The study, called “The Blended Commerce Imperative,” was conducted by the RCC and its marketing advisory council in partnership with Google Canada and SaaS-based insights tool WisePlum. It is based on more than 5,000 responses from Canadians across demographics taken between Oct. 11 and 25.

According to its findings, customers continue to grow less patient with retailers. Although many were more willing to accept service issues during the early stages of ecommerce, that has changed significantly over the last five years. More than one-third (67%) of those surveyed reported having a problem with online purchases; meanwhile, only 41% of consumers said the same of in-store purchases. “Considered up until now to be a convenience driver,” the report notes, “online is becoming the Achilles’ heel of retail.”

Some of the frustration from online purchases stem from the credentials required during transactions and from finding out products are out of stock after the purchase decision has been made, according to Diane Brisebois, president and CEO of the RCC. Meanwhile, difficulties can also arise in-store, when customers face long check-out lines, for example. In these instances, she notes, customers are no longer hesitating to switch retailers altogether.

The findings reveals millennials are driving change: 59% of them cite experiencing problems both online and in-store, as opposed to 32% of older consumers. Moreover, millennials report an average of 5.1 problems – more than fivefold the average of 0.9 among older customers.

While many companies continue to assume customers visit physical retail stores during the research phase before ultimately making their purchases online, according to the RCC, in reality the research phase is more evenly split between the channels: 61% of shoppers did at least one online activity prior to purchasing in-store, compared to the 65% who did at least one offline activity prior to ordering online.

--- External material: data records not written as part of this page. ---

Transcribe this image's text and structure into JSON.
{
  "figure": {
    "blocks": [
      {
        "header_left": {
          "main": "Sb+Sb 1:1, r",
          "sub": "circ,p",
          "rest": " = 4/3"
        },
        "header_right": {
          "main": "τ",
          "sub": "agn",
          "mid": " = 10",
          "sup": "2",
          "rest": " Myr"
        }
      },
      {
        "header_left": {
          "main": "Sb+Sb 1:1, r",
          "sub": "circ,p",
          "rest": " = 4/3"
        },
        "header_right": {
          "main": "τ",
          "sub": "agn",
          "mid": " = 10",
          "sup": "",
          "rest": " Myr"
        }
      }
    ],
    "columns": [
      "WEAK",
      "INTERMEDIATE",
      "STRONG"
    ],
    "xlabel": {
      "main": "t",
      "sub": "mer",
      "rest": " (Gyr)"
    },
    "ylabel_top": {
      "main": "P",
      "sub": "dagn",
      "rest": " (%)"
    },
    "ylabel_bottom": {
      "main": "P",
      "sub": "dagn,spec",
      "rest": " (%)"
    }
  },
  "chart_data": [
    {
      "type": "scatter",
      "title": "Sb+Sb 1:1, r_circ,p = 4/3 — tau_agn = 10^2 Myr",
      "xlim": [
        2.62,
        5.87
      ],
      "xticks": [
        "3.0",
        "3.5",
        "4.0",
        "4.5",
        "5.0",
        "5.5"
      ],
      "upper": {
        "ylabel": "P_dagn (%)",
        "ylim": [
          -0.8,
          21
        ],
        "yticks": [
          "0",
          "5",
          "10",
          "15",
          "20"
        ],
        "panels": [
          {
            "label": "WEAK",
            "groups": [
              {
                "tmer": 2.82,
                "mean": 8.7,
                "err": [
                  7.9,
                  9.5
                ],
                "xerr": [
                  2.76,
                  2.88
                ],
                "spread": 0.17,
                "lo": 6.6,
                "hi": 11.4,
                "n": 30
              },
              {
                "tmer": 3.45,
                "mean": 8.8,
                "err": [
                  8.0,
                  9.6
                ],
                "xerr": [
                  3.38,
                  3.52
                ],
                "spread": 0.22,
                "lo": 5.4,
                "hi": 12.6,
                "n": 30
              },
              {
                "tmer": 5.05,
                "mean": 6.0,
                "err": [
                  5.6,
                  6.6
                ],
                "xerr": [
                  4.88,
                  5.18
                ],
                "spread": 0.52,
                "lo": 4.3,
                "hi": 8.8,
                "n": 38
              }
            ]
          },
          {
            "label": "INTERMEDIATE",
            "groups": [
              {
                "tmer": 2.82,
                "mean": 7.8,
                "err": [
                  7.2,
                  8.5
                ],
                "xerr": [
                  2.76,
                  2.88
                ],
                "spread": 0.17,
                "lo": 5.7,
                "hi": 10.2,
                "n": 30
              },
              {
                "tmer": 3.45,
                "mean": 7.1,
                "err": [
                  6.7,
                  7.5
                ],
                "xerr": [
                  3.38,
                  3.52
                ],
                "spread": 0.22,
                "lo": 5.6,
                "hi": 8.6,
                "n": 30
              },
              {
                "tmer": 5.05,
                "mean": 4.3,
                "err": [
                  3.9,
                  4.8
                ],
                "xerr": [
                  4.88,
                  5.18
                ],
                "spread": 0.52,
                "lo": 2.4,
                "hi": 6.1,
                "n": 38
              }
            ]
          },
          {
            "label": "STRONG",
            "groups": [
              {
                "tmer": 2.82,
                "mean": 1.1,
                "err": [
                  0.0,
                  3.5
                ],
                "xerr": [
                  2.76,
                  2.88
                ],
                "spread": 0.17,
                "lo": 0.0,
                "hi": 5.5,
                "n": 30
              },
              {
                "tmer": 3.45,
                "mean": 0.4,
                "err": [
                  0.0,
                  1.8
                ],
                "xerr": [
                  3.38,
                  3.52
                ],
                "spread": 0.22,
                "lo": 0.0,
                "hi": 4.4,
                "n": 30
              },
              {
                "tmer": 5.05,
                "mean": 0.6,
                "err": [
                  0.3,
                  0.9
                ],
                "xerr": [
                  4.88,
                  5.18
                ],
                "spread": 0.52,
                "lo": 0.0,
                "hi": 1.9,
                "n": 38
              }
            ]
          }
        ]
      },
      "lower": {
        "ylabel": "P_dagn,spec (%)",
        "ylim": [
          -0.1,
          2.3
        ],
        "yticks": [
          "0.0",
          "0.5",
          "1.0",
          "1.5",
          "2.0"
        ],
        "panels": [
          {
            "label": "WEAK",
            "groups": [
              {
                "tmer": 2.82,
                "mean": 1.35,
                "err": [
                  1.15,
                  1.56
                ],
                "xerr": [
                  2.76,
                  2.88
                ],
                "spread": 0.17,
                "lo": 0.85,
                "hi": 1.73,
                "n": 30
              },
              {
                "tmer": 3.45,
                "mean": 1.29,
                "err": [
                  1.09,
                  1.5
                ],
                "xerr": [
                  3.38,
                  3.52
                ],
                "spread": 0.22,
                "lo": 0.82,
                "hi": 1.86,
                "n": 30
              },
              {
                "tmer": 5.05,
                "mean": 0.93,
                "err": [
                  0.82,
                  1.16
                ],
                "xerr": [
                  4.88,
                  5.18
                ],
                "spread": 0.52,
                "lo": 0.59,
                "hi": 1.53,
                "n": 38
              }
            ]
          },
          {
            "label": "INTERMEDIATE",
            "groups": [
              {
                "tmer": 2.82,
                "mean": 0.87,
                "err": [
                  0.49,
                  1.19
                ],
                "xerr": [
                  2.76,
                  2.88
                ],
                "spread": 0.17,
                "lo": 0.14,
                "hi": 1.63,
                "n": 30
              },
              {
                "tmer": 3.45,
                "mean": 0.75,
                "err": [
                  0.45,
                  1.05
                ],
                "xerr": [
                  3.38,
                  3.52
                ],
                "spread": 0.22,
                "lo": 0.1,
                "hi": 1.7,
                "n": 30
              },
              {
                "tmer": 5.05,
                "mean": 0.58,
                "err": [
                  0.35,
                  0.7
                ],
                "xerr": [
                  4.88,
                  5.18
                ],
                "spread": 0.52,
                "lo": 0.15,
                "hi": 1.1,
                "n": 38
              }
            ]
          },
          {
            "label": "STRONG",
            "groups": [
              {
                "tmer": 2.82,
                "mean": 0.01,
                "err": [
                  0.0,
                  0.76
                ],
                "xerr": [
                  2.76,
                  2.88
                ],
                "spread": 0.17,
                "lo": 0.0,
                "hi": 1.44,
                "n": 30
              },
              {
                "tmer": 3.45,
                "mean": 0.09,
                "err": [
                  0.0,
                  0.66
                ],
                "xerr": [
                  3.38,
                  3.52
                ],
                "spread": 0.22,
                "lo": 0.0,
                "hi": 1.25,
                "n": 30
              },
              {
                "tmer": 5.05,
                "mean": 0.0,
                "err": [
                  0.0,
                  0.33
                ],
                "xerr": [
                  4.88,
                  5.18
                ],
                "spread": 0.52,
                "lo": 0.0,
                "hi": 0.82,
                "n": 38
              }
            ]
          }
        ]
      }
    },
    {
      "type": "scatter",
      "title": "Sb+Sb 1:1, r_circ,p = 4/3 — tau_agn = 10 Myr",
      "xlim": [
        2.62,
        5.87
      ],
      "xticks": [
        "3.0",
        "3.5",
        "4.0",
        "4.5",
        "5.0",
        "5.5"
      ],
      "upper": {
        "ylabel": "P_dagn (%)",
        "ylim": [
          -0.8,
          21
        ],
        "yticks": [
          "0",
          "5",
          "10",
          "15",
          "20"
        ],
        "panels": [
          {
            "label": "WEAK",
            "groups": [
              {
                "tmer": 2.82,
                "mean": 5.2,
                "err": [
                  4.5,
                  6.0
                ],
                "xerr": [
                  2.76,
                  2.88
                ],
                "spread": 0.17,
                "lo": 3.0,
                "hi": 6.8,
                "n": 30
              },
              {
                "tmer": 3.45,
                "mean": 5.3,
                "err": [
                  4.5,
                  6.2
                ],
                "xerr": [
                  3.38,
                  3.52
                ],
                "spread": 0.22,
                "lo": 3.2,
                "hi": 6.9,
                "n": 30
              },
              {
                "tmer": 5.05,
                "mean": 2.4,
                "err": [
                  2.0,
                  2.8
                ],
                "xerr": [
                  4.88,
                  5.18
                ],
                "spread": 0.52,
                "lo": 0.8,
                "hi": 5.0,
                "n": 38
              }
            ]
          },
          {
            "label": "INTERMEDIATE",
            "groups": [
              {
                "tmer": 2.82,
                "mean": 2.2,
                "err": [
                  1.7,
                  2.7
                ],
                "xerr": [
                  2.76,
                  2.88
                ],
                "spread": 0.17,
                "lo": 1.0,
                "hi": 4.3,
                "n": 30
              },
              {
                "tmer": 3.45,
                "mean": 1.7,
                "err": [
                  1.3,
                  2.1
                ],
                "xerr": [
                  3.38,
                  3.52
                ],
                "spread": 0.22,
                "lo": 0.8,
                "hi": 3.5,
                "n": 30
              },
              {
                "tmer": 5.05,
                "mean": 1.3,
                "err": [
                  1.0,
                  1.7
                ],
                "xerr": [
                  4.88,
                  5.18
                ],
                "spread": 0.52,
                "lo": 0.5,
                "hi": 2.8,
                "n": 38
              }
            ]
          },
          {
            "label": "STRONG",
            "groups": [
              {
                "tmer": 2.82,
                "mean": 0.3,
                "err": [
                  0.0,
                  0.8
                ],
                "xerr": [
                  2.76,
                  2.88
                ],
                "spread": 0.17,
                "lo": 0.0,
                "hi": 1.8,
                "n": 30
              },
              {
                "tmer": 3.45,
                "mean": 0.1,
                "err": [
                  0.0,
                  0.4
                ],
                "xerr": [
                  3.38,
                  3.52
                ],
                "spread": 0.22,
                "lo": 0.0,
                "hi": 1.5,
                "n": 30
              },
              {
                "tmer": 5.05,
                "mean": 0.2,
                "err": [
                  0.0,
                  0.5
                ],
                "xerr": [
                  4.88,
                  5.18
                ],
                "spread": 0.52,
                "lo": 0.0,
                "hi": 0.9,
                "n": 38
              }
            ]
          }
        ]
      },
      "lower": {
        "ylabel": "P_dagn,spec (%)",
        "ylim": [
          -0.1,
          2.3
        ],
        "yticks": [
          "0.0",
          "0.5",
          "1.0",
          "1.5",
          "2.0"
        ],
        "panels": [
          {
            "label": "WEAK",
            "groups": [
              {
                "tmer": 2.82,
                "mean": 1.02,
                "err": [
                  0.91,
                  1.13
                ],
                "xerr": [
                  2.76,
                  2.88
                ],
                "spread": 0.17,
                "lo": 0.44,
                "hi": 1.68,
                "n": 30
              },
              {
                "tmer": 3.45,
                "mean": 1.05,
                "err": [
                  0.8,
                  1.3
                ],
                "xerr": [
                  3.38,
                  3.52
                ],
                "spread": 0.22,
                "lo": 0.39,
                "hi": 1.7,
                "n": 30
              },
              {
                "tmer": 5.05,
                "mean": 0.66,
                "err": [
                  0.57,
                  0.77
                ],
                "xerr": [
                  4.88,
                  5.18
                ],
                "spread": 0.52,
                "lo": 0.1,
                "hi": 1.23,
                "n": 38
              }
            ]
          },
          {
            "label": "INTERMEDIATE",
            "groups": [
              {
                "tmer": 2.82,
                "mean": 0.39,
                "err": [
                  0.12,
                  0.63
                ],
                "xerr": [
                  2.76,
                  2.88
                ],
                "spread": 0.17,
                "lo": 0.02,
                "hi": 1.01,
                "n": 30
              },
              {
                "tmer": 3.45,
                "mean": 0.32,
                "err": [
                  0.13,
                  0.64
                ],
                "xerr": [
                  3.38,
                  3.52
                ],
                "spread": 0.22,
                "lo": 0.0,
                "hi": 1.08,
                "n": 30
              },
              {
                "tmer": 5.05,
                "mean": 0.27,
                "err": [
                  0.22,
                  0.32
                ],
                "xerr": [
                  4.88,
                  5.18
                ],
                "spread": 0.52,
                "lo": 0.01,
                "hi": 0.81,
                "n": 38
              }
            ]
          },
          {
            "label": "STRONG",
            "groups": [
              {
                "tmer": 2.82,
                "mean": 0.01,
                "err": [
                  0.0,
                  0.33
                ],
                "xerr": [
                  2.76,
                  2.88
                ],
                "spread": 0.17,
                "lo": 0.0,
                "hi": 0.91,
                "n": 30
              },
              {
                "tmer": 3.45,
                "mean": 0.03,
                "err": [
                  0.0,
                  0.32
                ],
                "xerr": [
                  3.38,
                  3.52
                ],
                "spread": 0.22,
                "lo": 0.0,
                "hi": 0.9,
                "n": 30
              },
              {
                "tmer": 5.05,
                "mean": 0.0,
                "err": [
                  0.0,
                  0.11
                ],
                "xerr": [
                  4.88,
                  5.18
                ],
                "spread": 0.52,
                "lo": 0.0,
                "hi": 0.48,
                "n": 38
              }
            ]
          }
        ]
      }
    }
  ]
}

When shopping in-store, 30% consumers report desiring better store layout and an easier time finding what they want; 29% say they would like knowledgeable, friendly staff to assist them, while 24% would like confirmation that an item is in stock before they enter the store. When shopping online, consumers cite more product details and better pictures (36%), confirmation the item is in stock before they order (23%) and better website navigation (21%) as the main areas of improvement.

Respondents identified grocery as leading the way for convenience, through the offer of click-and-collect programs, curbside pickup, home delivery and designated pick-up locations. Grocery retailers’ “multi-tactic approach provides consumers with flexibility and convenience for their shopping needs,” according to the report.